(ra) Mehr als 100 Gäste aus der Wirtschaft sind am Freitag zum sechsten Unternehmertag des Landkreises Straubing-Bogen ins Landratsamt gekommen. Im Mittelpunkt standen Zukunftsthemen wie künstliche Intelligenz, Automatisierung und Robotik – aber auch die Belastungen durch Bürokratie und hohe Kosten. Mit Wirtschaftsminister Hubert Aiwanger und Bundeslandwirtschaftsminister Alois Rainer waren zwei prominente Gäste vertreten.

Gruppenbild der Teilnehmenden – Foto: Landratsamt Straubing-Bogen/Pressestelle

Aiwanger fordert günstigere Energie und weniger Vorschriften

„Unsere Unternehmer wollen investieren und Arbeitsplätze schaffen. Aber dafür müssen die Rahmenbedingungen stimmen“, sagte Aiwanger. Notwendig seien günstigere Energie und eine Entbürokratisierungsoffensive. Gerade der Mittelstand dürfe nicht weiter mit Vorschriften belastet werden.

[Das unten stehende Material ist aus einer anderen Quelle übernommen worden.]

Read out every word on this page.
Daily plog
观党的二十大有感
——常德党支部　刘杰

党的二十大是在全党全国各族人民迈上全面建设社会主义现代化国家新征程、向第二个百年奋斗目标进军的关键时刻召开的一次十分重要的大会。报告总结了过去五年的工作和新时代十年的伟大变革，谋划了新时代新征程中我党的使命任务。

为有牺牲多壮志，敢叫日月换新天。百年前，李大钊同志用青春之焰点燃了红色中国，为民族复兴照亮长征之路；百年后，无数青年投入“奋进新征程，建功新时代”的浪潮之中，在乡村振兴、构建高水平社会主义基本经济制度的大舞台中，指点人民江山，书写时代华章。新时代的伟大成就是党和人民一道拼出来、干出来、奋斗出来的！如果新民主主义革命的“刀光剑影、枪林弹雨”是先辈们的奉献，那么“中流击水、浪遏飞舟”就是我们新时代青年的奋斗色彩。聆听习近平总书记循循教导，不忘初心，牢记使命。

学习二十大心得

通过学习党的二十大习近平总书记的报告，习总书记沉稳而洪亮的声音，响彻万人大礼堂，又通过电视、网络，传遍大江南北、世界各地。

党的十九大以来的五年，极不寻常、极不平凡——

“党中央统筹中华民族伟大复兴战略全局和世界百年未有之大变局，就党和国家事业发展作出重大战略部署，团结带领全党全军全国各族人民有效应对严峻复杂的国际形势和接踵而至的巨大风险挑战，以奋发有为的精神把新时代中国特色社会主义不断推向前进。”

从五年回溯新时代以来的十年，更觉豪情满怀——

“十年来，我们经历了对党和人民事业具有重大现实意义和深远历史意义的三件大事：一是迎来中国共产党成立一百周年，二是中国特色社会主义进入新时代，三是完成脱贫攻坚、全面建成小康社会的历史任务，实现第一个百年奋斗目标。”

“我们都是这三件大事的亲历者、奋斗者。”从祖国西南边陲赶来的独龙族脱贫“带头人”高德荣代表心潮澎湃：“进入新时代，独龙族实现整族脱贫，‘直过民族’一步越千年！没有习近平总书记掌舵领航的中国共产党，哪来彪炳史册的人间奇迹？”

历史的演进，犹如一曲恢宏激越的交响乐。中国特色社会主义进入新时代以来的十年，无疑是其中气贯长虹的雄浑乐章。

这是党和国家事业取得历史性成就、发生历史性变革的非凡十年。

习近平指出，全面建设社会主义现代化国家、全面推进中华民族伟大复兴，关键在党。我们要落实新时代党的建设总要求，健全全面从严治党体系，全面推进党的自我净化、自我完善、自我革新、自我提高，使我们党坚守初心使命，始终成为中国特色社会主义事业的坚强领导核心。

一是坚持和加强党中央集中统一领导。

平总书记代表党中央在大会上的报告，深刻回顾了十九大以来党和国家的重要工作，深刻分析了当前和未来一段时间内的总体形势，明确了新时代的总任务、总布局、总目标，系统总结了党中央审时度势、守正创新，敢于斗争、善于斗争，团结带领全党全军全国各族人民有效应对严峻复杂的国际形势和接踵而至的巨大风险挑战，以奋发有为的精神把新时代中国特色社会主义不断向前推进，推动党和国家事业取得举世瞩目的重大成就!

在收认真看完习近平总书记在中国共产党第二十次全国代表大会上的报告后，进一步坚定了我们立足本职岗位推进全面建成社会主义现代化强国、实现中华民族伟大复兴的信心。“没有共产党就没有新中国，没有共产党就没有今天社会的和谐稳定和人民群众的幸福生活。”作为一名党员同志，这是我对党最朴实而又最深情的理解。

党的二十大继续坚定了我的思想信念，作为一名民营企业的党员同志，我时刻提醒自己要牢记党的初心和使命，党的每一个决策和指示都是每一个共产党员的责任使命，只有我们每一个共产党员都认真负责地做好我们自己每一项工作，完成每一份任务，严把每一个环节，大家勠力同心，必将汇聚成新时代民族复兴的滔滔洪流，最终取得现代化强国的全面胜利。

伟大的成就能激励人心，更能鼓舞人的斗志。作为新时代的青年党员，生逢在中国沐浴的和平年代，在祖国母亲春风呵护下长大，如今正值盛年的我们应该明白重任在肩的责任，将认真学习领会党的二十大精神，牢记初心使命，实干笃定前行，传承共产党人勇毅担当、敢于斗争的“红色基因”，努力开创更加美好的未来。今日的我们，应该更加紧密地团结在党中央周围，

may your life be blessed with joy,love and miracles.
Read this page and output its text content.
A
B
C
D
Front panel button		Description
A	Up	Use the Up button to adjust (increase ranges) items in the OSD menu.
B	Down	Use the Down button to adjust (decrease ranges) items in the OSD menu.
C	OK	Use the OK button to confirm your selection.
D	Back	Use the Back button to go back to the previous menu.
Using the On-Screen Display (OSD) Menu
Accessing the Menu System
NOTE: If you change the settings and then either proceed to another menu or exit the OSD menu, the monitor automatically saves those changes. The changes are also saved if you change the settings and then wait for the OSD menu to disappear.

Für den Wirtschaftsstandort Straubing-Bogen fand Aiwanger lobende Worte. Er verwies auf geringe Arbeitslosigkeit, ein reges Gründungsgeschehen und eine hohe Innovationskraft. Zwischen 2016 und 2025 unterstützte der Freistaat die gewerbliche Wirtschaft im Landkreis nach Angaben des Landratsamtes mit 35,8 Millionen Euro. Dadurch seien Investitionen von rund 240 Millionen Euro angestoßen worden.

Beck: „Nicht jeder Antrag kann genehmigt werden“

An die Unternehmer gerichtet sagte Beck: „Sie übernehmen jeden Tag Verantwortung. Für ihre Unternehmen. Für die Mitarbeiterinnen und Mitarbeiter. Und damit auch für die Entwicklung in unserer Region.“

Zugleich versprach er einen frühzeitigen Dialog bei Investitionsvorhaben: Nicht jeder Antrag könne genehmigt werden, Vorhaben würden aber ernsthaft geprüft und gemeinsam nach Lösungen gesucht.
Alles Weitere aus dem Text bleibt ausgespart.